Making Reading from VRAM less Catastrophic
In an earlier article I showed how reading from VRAM with the CPU can be very slow. It however turns out there there are ways to make it less slow.
The key to this are instructions with non-temporal hints, in particular VMOVNTDQA. The Intel Instruction Manual says the following about this instruction:
“MOVNTDQA loads a double quadword from the source operand (second operand) to the destination operand (first operand) using a non-temporal hint if the memory source is WC (write combining) memory type. For WC memory type, the nontemporal hint may be implemented by loading a temporary internal buffer with the equivalent of an aligned cache line without filling this data to the cache. Any memory-type aliased lines in the cache will be snooped and flushed. Subsequent MOVNTDQA reads to unread portions of the WC cache line will receive data from the temporary internal buffer if data is available. “ (Intel® 64 and IA-32 Architectures Software Developer’s Manual Volume 2)

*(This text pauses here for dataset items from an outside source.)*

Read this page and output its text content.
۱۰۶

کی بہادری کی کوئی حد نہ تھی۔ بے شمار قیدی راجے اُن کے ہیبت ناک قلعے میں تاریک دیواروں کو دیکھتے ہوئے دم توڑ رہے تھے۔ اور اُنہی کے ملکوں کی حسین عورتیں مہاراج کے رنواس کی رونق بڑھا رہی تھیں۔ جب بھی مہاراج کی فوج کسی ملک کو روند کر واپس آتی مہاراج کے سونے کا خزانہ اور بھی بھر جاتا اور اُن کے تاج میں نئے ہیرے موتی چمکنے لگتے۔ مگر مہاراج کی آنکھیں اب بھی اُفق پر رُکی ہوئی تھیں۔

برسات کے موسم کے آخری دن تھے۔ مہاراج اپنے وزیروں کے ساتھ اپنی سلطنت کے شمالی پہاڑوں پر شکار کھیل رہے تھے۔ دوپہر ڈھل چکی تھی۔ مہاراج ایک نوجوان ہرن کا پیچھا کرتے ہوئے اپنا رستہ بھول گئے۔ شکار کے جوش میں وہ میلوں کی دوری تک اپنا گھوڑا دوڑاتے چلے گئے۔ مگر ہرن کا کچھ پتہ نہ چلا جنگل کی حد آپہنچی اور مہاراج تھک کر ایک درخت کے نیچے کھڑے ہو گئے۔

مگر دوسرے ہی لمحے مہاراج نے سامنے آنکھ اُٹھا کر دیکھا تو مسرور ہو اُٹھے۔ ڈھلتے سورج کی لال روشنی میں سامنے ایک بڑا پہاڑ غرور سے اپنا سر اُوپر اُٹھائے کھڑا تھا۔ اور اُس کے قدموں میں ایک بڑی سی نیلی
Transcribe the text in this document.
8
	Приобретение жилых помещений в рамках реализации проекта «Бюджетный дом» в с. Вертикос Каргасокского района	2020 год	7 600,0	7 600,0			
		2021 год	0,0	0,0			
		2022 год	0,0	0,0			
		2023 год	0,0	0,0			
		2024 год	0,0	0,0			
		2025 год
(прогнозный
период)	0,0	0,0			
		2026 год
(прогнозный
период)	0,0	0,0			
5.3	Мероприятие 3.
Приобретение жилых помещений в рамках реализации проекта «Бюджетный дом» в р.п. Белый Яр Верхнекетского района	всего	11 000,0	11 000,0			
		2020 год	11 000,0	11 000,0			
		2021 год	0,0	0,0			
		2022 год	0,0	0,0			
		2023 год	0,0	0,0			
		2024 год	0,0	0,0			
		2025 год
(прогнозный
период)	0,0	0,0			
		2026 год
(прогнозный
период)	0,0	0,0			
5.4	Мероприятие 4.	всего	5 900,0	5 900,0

This sounds perfect for our VRAM and WC System Memory buffers as we typically only read 16-bytes per instruction and this allows us to read entire cachelines at time.
It turns out that Mesa already implemented a streaming memcpy using these instructions so all we had to do was throw that into our benchmark and write a corresponding memcpy that does non-temporal stores to benchmark writing to these memory regions.
As a reminder, we look into three allocation types that are exposed by the amdgpu Linux kernel driver:
VRAM. This lives on the GPU and is mapped with Uncacheable Speculative Write Combining (USWC) on the CPU. This means that accesses from the CPU are not cached, but writes can be write-combined.
Cacheable system memory. This is system memory that has caching enabled on the CPU and there is cache snooping to ensure the memory is coherent between the CPU and GPU (up till the top level caches. The GPU caches do not participate in the coherence).
USWC system memory. This is system memory that is mapped with Uncacheable Speculative Write Combining on the CPU. This can lead to slight performance benefits compared to cacheable system memory due to lack of cache snooping.
Furthermore this still uses a RX 6800 XT + a 2990WX with 4 channel 3200 MT/s RAM.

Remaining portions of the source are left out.